Wednesday, September 24, 2008

Bernanke: Put Mark to Market on Hold

Reflecting the views of Wall Street firms and their lobbyists, the Wall Street Journal has written at length about suspending mark to market rules as part of the resolution of the current financial crisis. Bloomberg has remained silent until this morning when they published a commentary by John M. Berry.
His points on the mark-to-market issue:

  • As Bernanke has stated that the government's proposed buyout should be based on ``hold-to-maturity price'' for mortgage-related assets, institutions would receive double the proceeds if held-to-maturity prices were the basis for buyouts of their CDO positions, providing them with a substantial infusion of capital.

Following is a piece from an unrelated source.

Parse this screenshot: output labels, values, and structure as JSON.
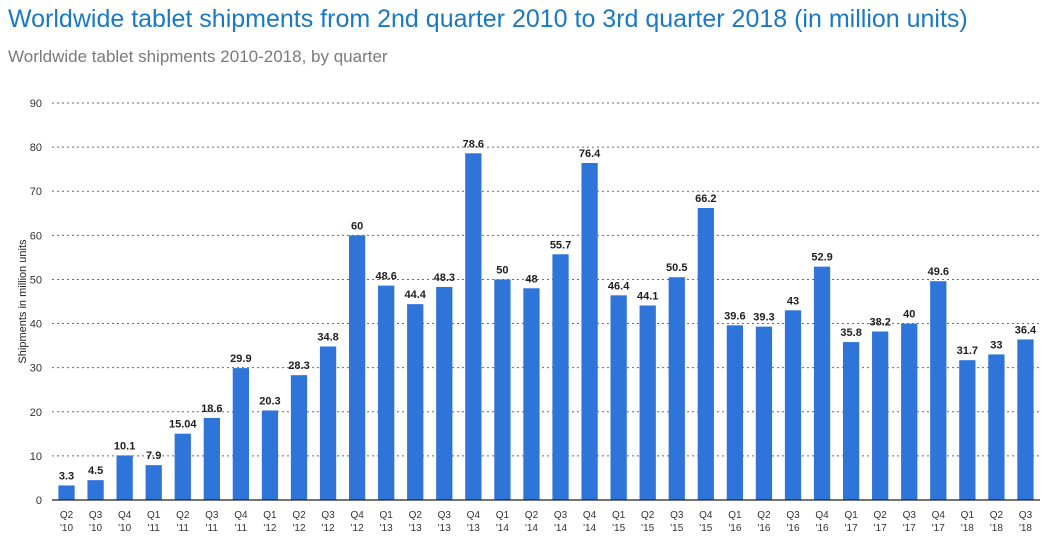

  • The government can hold the assets for an extended period, so such pricing might be justified.
  • Buyouts should be based only on hard-headed, realistic estimates of the probabilities of default of the underlying mortgages.

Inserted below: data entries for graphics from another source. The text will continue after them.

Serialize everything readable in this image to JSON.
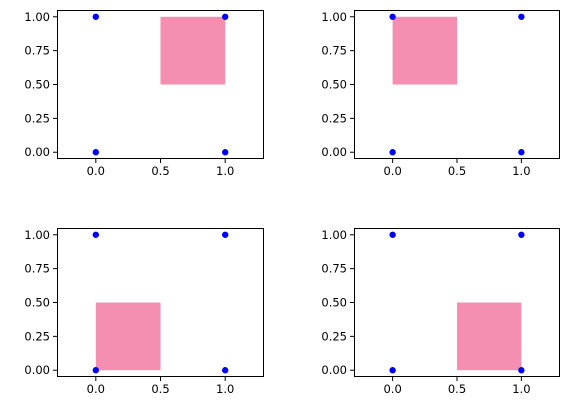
{
  "colors": {
    "point": "#0000ff",
    "rect": "#f48fb1",
    "axes": "#000000",
    "background": "#ffffff"
  },
  "chart_data": [
    {
      "type": "scatter",
      "title": "",
      "xlabel": "",
      "ylabel": "",
      "grid": false,
      "xlim": [
        -0.3,
        1.3
      ],
      "ylim": [
        -0.05,
        1.05
      ],
      "xticks": [
        0.0,
        0.5,
        1.0
      ],
      "xtick_labels": [
        "0.0",
        "0.5",
        "1.0"
      ],
      "yticks": [
        0.0,
        0.25,
        0.5,
        0.75,
        1.0
      ],
      "ytick_labels": [
        "0.00",
        "0.25",
        "0.50",
        "0.75",
        "1.00"
      ],
      "points": [
        [
          0,
          1
        ],
        [
          1,
          1
        ],
        [
          0,
          0
        ],
        [
          1,
          0
        ]
      ],
      "rect": {
        "x0": 0.5,
        "x1": 1.0,
        "y0": 0.5,
        "y1": 1.0
      }
    },
    {
      "type": "scatter",
      "title": "",
      "xlabel": "",
      "ylabel": "",
      "grid": false,
      "xlim": [
        -0.3,
        1.3
      ],
      "ylim": [
        -0.05,
        1.05
      ],
      "xticks": [
        0.0,
        0.5,
        1.0
      ],
      "xtick_labels": [
        "0.0",
        "0.5",
        "1.0"
      ],
      "yticks": [
        0.0,
        0.25,
        0.5,
        0.75,
        1.0
      ],
      "ytick_labels": [
        "0.00",
        "0.25",
        "0.50",
        "0.75",
        "1.00"
      ],
      "points": [
        [
          0,
          1
        ],
        [
          1,
          1
        ],
        [
          0,
          0
        ],
        [
          1,
          0
        ]
      ],
      "rect": {
        "x0": 0.0,
        "x1": 0.5,
        "y0": 0.5,
        "y1": 1.0
      }
    },
    {
      "type": "scatter",
      "title": "",
      "xlabel": "",
      "ylabel": "",
      "grid": false,
      "xlim": [
        -0.3,
        1.3
      ],
      "ylim": [
        -0.05,
        1.05
      ],
      "xticks": [
        0.0,
        0.5,
        1.0
      ],
      "xtick_labels": [
        "0.0",
        "0.5",
        "1.0"
      ],
      "yticks": [
        0.0,
        0.25,
        0.5,
        0.75,
        1.0
      ],
      "ytick_labels": [
        "0.00",
        "0.25",
        "0.50",
        "0.75",
        "1.00"
      ],
      "points": [
        [
          0,
          1
        ],
        [
          1,
          1
        ],
        [
          0,
          0
        ],
        [
          1,
          0
        ]
      ],
      "rect": {
        "x0": 0.0,
        "x1": 0.5,
        "y0": 0.0,
        "y1": 0.5
      }
    },
    {
      "type": "scatter",
      "title": "",
      "xlabel": "",
      "ylabel": "",
      "grid": false,
      "xlim": [
        -0.3,
        1.3
      ],
      "ylim": [
        -0.05,
        1.05
      ],
      "xticks": [
        0.0,
        0.5,
        1.0
      ],
      "xtick_labels": [
        "0.0",
        "0.5",
        "1.0"
      ],
      "yticks": [
        0.0,
        0.25,
        0.5,
        0.75,
        1.0
      ],
      "ytick_labels": [
        "0.00",
        "0.25",
        "0.50",
        "0.75",
        "1.00"
      ],
      "points": [
        [
          0,
          1
        ],
        [
          1,
          1
        ],
        [
          0,
          0
        ],
        [
          1,
          0
        ]
      ],
      "rect": {
        "x0": 0.5,
        "x1": 1.0,
        "y0": 0.0,
        "y1": 0.5
      }
    }
  ]
}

  • American International Group Inc., was carrying long-term mortgage-backed assets at almost 70 percent of their par value on the basis of hold-to-maturity, while Lehman Brothers Holdings Inc. held them at less than 40 percent of par on a mark- to-market basis.

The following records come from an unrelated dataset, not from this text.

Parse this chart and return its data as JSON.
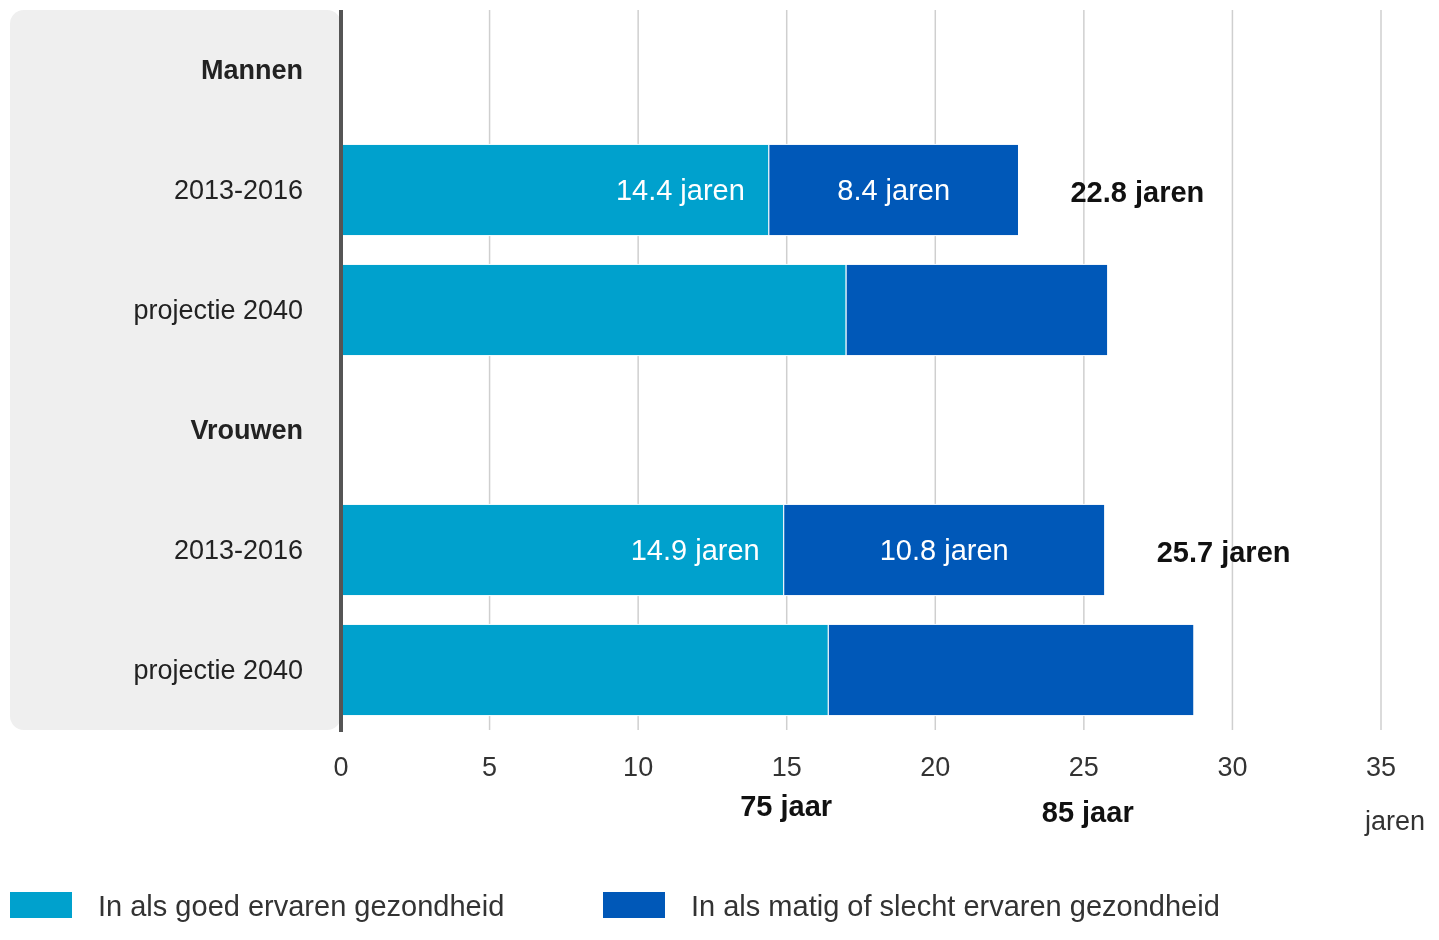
{
  "chart_data": {
    "type": "bar",
    "orientation": "horizontal",
    "stacked": true,
    "xlabel": "jaren",
    "categories": [
      "Mannen",
      "2013-2016",
      "projectie 2040",
      "Vrouwen",
      "2013-2016",
      "projectie 2040"
    ],
    "series": [
      {
        "name": "In als goed ervaren gezondheid",
        "color": "#00a1cd",
        "values": [
          null,
          14.4,
          17.0,
          null,
          14.9,
          16.4
        ],
        "value_labels": [
          null,
          "14.4 jaren",
          null,
          null,
          "14.9 jaren",
          null
        ]
      },
      {
        "name": "In als matig of slecht ervaren gezondheid",
        "color": "#0058b8",
        "values": [
          null,
          8.4,
          8.8,
          null,
          10.8,
          12.3
        ],
        "value_labels": [
          null,
          "8.4 jaren",
          null,
          null,
          "10.8 jaren",
          null
        ]
      }
    ],
    "totals": [
      null,
      "22.8 jaren",
      null,
      null,
      "25.7 jaren",
      null
    ],
    "xlim": [
      0,
      35
    ],
    "xticks": [
      0,
      5,
      10,
      15,
      20,
      25,
      30,
      35
    ],
    "grid": "x",
    "legend": "bottom",
    "annotations": [
      "75 jaar",
      "85 jaar"
    ]
  }
}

  • Hold-to- maturity pricing has been seen as nothing more than an accounting gimmick used to avoid telling the truth.
  • Bernanke has been critical of mark-to-market accounting regarding long-term assets and bank loans, as well he should be. Such rules didn't cause the current crisis. On the other hand, when the mortgage-backed asset market ceased to function, it was absurd to insist on its use, and it certainly has made matters much worse than they had to be.